Driving down I-81 in the vicinity of Wytheville recently, a coyote bounded down the interstate embankment, crossed the first lane of southbound traffic, then came to a screeching halt in the hammer lane, where I was passing somebody at about 75 mph.

A good set of ABS brakes applied in a panic stop is all that saved my grille from destruction and the coyote from becoming sausage. He took the time to look at me through the windshield – he was now only 20 feet or so away – then seemed to say: "Oops. They must have built an interstate since I was through here last."

My belief is that, had it not been almost October, I would not have been able to watch an elusive coyote – and a well-fed one at that – just a few feet in front of me.
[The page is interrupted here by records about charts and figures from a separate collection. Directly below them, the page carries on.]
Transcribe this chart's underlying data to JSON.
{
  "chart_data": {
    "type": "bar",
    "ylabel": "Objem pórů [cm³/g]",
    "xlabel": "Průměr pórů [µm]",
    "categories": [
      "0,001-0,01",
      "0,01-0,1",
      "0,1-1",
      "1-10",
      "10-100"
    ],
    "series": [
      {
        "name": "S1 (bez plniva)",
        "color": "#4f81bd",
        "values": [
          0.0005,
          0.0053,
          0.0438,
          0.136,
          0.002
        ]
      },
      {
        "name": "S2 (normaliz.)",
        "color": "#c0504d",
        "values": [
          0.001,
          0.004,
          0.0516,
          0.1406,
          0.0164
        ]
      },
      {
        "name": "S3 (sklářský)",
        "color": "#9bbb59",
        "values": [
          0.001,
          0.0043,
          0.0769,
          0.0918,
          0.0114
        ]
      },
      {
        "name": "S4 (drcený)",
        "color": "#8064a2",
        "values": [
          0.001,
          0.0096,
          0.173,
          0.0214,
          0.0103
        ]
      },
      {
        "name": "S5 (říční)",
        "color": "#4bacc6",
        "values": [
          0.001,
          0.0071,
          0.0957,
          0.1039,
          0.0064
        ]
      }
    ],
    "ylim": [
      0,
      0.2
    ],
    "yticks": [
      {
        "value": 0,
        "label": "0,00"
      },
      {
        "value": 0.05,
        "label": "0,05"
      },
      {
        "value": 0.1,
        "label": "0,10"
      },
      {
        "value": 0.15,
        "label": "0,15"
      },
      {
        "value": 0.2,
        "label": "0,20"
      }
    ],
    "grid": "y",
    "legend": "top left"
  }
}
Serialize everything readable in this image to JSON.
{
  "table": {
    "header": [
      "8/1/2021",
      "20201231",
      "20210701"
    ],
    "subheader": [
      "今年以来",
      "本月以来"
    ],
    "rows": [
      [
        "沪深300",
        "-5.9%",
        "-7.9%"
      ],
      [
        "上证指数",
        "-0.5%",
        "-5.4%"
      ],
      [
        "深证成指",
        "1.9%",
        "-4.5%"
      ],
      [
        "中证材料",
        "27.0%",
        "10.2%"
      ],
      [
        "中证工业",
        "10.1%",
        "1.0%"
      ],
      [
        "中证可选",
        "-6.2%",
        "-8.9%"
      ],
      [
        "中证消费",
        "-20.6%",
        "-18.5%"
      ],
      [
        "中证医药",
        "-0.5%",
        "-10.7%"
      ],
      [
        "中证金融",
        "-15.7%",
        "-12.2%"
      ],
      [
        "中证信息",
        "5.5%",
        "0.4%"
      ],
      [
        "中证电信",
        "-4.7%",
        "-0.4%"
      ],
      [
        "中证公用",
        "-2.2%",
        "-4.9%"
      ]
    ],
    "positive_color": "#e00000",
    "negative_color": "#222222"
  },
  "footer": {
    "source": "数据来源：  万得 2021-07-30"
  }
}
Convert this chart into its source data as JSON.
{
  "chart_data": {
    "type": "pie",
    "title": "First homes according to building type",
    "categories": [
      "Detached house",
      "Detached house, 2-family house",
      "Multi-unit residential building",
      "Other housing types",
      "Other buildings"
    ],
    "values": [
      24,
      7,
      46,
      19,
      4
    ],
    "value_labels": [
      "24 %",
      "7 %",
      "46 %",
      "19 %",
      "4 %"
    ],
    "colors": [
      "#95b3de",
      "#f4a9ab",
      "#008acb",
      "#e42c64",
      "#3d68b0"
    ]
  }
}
What I did not do is jump out of the car, scramble around to the trunk and uncase the scoped .22-caliber Magnum that I bought just for coyotes. Chalk it up to the magnanimous and "perfect days" frame of reference that October brings to the outdoors.

Sassy the Wonder Dog and I took a walk this morning along the North Fork of the Holston River. The Holston flows some 50 yards past the front porch of my home place. Today, the river is October clear, October shallow. It is almost surely the most beautiful it has been all year.

This time of year, yellow walnut leaves and brown sycamore leaves slowly mingle on their trip downstream. Blue skies and white clouds are reflected in the river’s surface.

I don’t know if I’ll be able to slide my Pungo fishing kayak through some of the low-water riffles below Weber City or not. But I intend to try. From Mother’s porch, I can see some nice smallmouth bass working the rock ledges. And just after dawn, I watched half a dozen half-grown river otters frolic and chase each other into and out of the river alongside the bank.

You can do these things in October, now that summer has loosed its sweaty grip on the land.

For all I know, disagreeing with a poet could bring bad luck.

But not, I think, until November when all that is unique and precious will have moved on as the first taste of winter bears down.